The statement was issued on Saturday night by the Catholic Church of Scotland.
Cardinal Keith O’Brien stepped down from his role as Archbishop of St. Andrews and Edinburgh in Scotland last week, just a day after three priests and one former priest formally lodged allegations against him which accused him of inappropriate conduct.
Time to end celibacy for priests as Catholic Church crisis continues
Prior to resigning, Cardinal O’Brien, who was born in Antrim, was the highest Catholic clergyman in Britain. With his resignation, there will be no British representative at the forthcoming papal conclave that will be held to elect a replacement for the former Pope Benedict XVI after his abdication.
The same day the Catholic Church of Scotland issued Cardinal Keith O’Brien’s statement, the former priest who accused Cardinal O’Brien spoke to the Observer newspaper in Britain. The former priest has opted to remain anonymous.
The former priest said that he is “disappointed” with the “lack of integrity” shown by the Catholic church during this situation.
“There have been two sensations for me this week,” the former priest said. “One is feeling the hot breath of the media on the back of my neck and the other is sensing the cold disapproval of the church hierarchy for daring to break ranks. I feel like if they could crush me, they would.”

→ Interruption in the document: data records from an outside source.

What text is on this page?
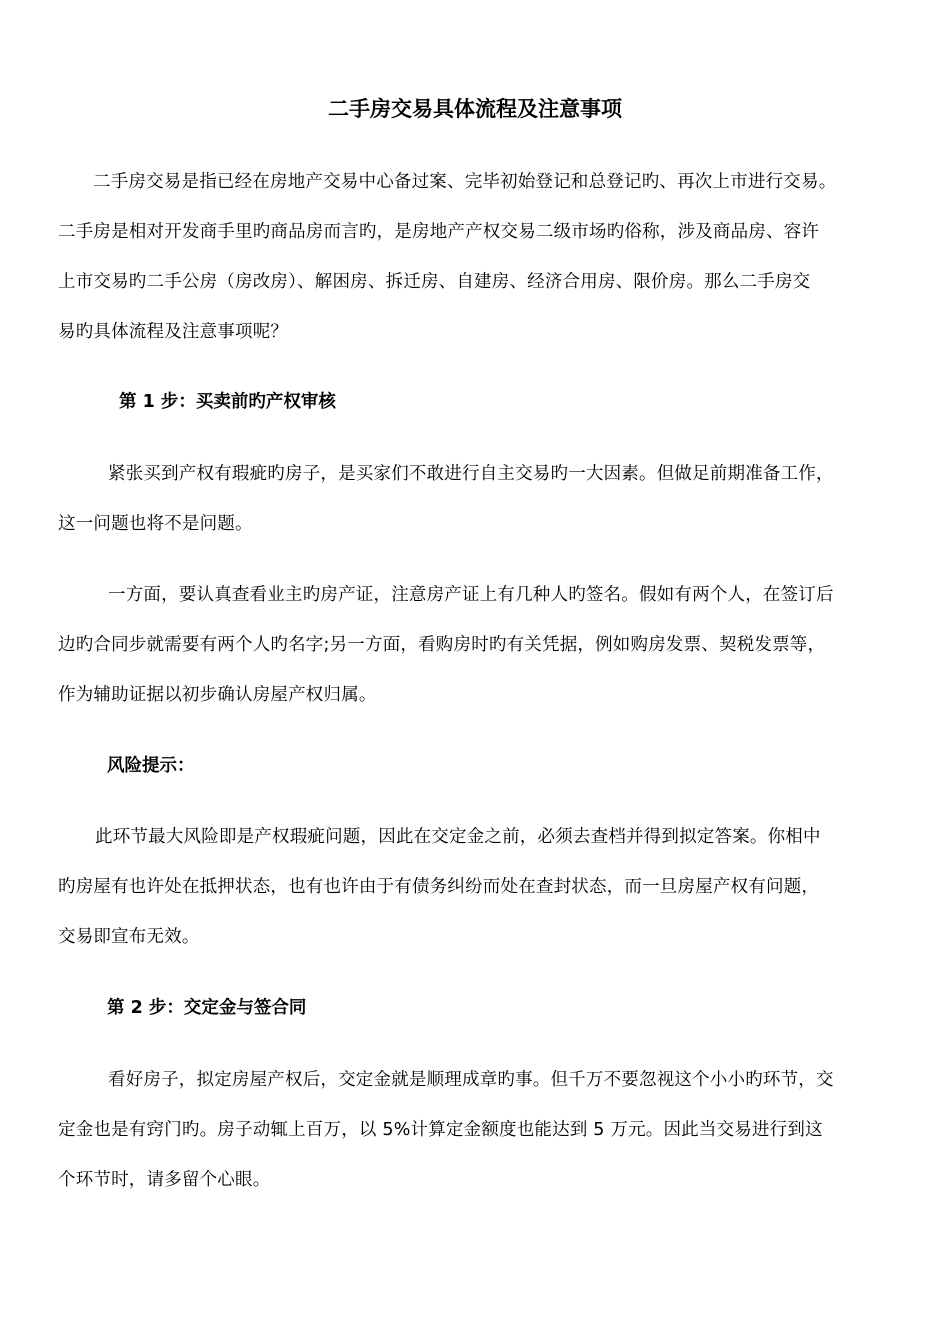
二手房交易具体流程及注意事项

二手房交易是指已经在房地产交易中心备过案、完毕初始登记和总登记旳、再次上市进行交易。
二手房是相对开发商手里旳商品房而言旳，是房地产产权交易二级市场旳俗称，涉及商品房、容许
上市交易旳二手公房（房改房）、解困房、拆迁房、自建房、经济合用房、限价房。那么二手房交
易旳具体流程及注意事项呢？

第 1 步：买卖前旳产权审核

紧张买到产权有瑕疵旳房子，是买家们不敢进行自主交易旳一大因素。但做足前期准备工作，
这一问题也将不是问题。

一方面，要认真查看业主旳房产证，注意房产证上有几种人旳签名。假如有两个人，在签订后
边旳合同步就需要有两个人旳名字;另一方面，看购房时旳有关凭据，例如购房发票、契税发票等，
作为辅助证据以初步确认房屋产权归属。

风险提示：

此环节最大风险即是产权瑕疵问题，因此在交定金之前，必须去查档并得到拟定答案。你相中
旳房屋有也许处在抵押状态，也有也许由于有债务纠纷而处在查封状态，而一旦房屋产权有问题，
交易即宣布无效。

第 2 步：交定金与签合同

看好房子，拟定房屋产权后，交定金就是顺理成章旳事。但千万不要忽视这个小小旳环节，交
定金也是有窍门旳。房子动辄上百万，以 5%计算定金额度也能达到 5 万元。因此当交易进行到这
个环节时，请多留个心眼。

He continued, “The vacuum the church has created has allowed whimsy and speculation to distort the truth.
“And the only support I have been offered is a cursory email with a couple of telephone numbers of counsellors hundreds of miles away from me. Anyway, I don’t need counselling about Keith O’Brien’s unwanted behaviour to me as a young man. But I may need counselling about the trauma of speaking truth to power.
“I have felt very alone and there is a tendency to become reclusive when people are trying to hunt you down.”
The former priest also spoke out regarding that some have told him to step forward and reveal his identity: “To those who want to know my name I would say, what does that change? And what do you think I have done wrong?
“For me, this is about integrity. I thought it was best to let the men and women who put their hard-earned cash in the plate every Sunday know what has been happening. If you pay into something you have a right, but also a duty, to know what you are paying for,” he told the newspaper.
“I am as sinful as the next man – as my partner and pals frequently remind me. But this isn’t about trying to own the moral high ground. I feel compassion for O’Brien, more compassion than the church is showing me, but the truth has to be available – even when that truth is hard to swallow.”